"Doesn't seem to hurt Court very much," declared Charlie. "He nearly talked an arm off of me and Furman Hatch this morning,—and it certainly seemed to be a real pleasure for him to cuss. I really think he'll get well quicker if you drop in for a chat with him, Mr. Blythe."

"It would be very nice," said Alix warmly, "if you could run in for a few minutes—"

"Sure I will," cried the young man. "This afternoon, Mr. Webster,—about half-past two?"

"Any time suits me," said the obliging Mr. Webster. As if struck by something irresistibly funny, he suddenly put his hand to his mouth and got very red in the face. After an illy-suppressed snort or two, he coughed violently, and then stammered: "Excuse me. I was just thinking about—er—about something funny. I'm always doing some fool thing like that. This was about Ed Jones's dog,—wouldn't be the least bit funny to anybody but me, so I won't tell you about it. Two-thirty it is, then? I'll meet you up at Alix's. It's only a step."

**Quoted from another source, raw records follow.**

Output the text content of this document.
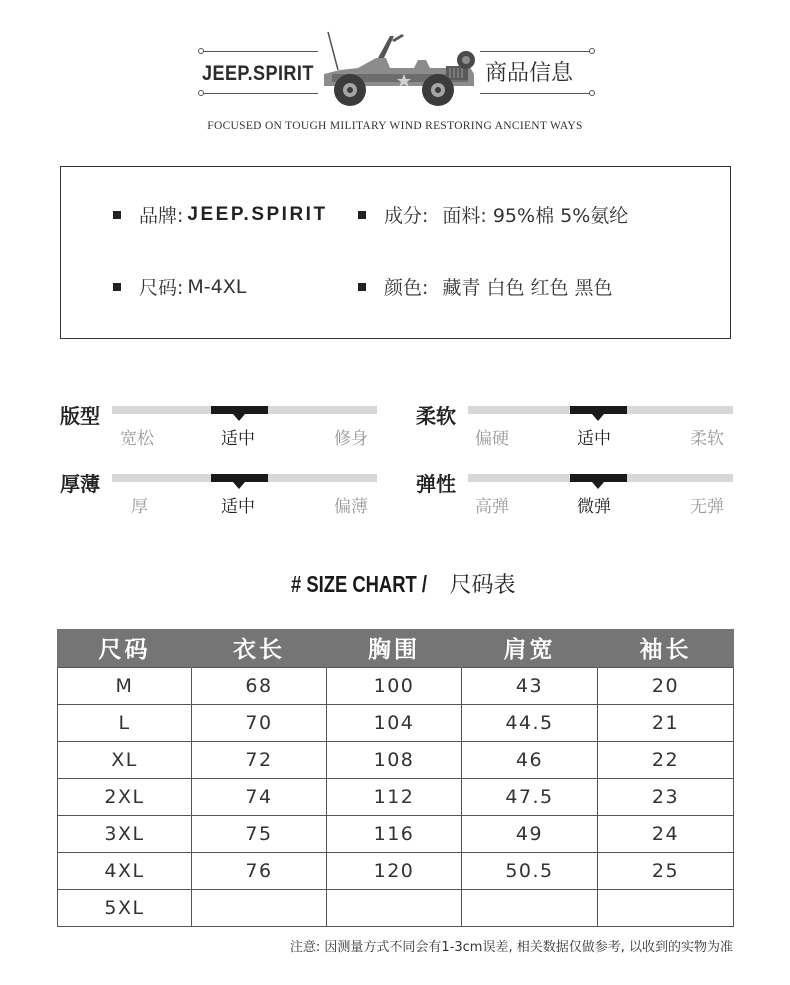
JEEP.SPIRIT	商品信息
FOCUSED ON TOUGH MILITARY WIND RESTORING ANCIENT WAYS
品牌: JEEP.SPIRIT	成分: 面料: 95%棉 5%氨纶
尺码: M-4XL	颜色: 藏青 白色 红色 黑色
版型
宽松	适中	修身
柔软
偏硬	适中	柔软
厚薄
厚	适中	偏薄
弹性
高弹	微弹	无弹
# SIZE CHART / 尺码表
尺码	衣长	胸围	肩宽	袖长
M	68	100	43	20
L	70	104	44.5	21
XL	72	108	46	22
2XL	74	112	47.5	23
3XL	75	116	49	24
4XL	76	120	50.5	25
5XL				
注意: 因测量方式不同会有1-3cm误差, 相关数据仅做参考, 以收到的实物为准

"Will you tell Mr. Thane that you are bringing Mr. Blythe to see him this afternoon, Charlie?" said Alix. "You said he was threatening to disobey the doctor's—"

"You leave it to me, Alix," broke in Charlie reassuringly. "Trust me to see that he don't escape."

A little before two-thirty, tall Mr. Blythe, one time Captain in the Field Artillery, and short Mr. Webster wended their way through the once busy stableyard in the rear of Dowd's Tavern. Charlie gave his companion a brief history of the Tavern and indicated certain venerable and venerated objects of interest,—such as the ancient log watering-trough (hewn in 1832); the rain-barrels, ash-hoppers and fodder cribs (dating back to Civil War days), the huge kettle suspended from a thick iron bar the ends of which were supported by rusty standards, where apple-butter was made at one season of the year, lye at another, and where lard was rendered at butchering-time. He took him into the wagon-shed and showed him the rickety high-wheeled, top-heavy carriage used by the first of the Dowds back in the forties, now ready to fall to pieces at the slightest ungentle shake; the once gaudy sleigh with its great curved "runners"; and over in a dark corner two long barrelled rifles with rusty locks and rotten stocks, that once upon a time cracked the doom of deer and wolf and fox, of catamount and squirrel and coon, of wild turkeys and geese and ducks—to say nothing of an occasional horsethief.

"They say old man Dowd could shoot the eye out of a squirrel three hundreds yards away with one of these rifles," announced Charlie; "and it was no trick at all for him to nip a wild turkey's head off at five hundred yards. I'll bet you didn't run up against any such shooting as that over in France."

Blythe shook his head. "No such rifle shooting, I grant you. But what would you say to a German cannon twelve miles away landing ten shells in succession on a battery half as big as this stable without even being able to see the thing they were shooting at?"

"I give up," said Charlie gloomily. "Old man Dowd was SOME liar, but, my gosh, he couldn't hold a—well, my respect for the American Army is greater than it ever was, I'll say that, Captain. Dan Dowd was the rankest kind of an amateur."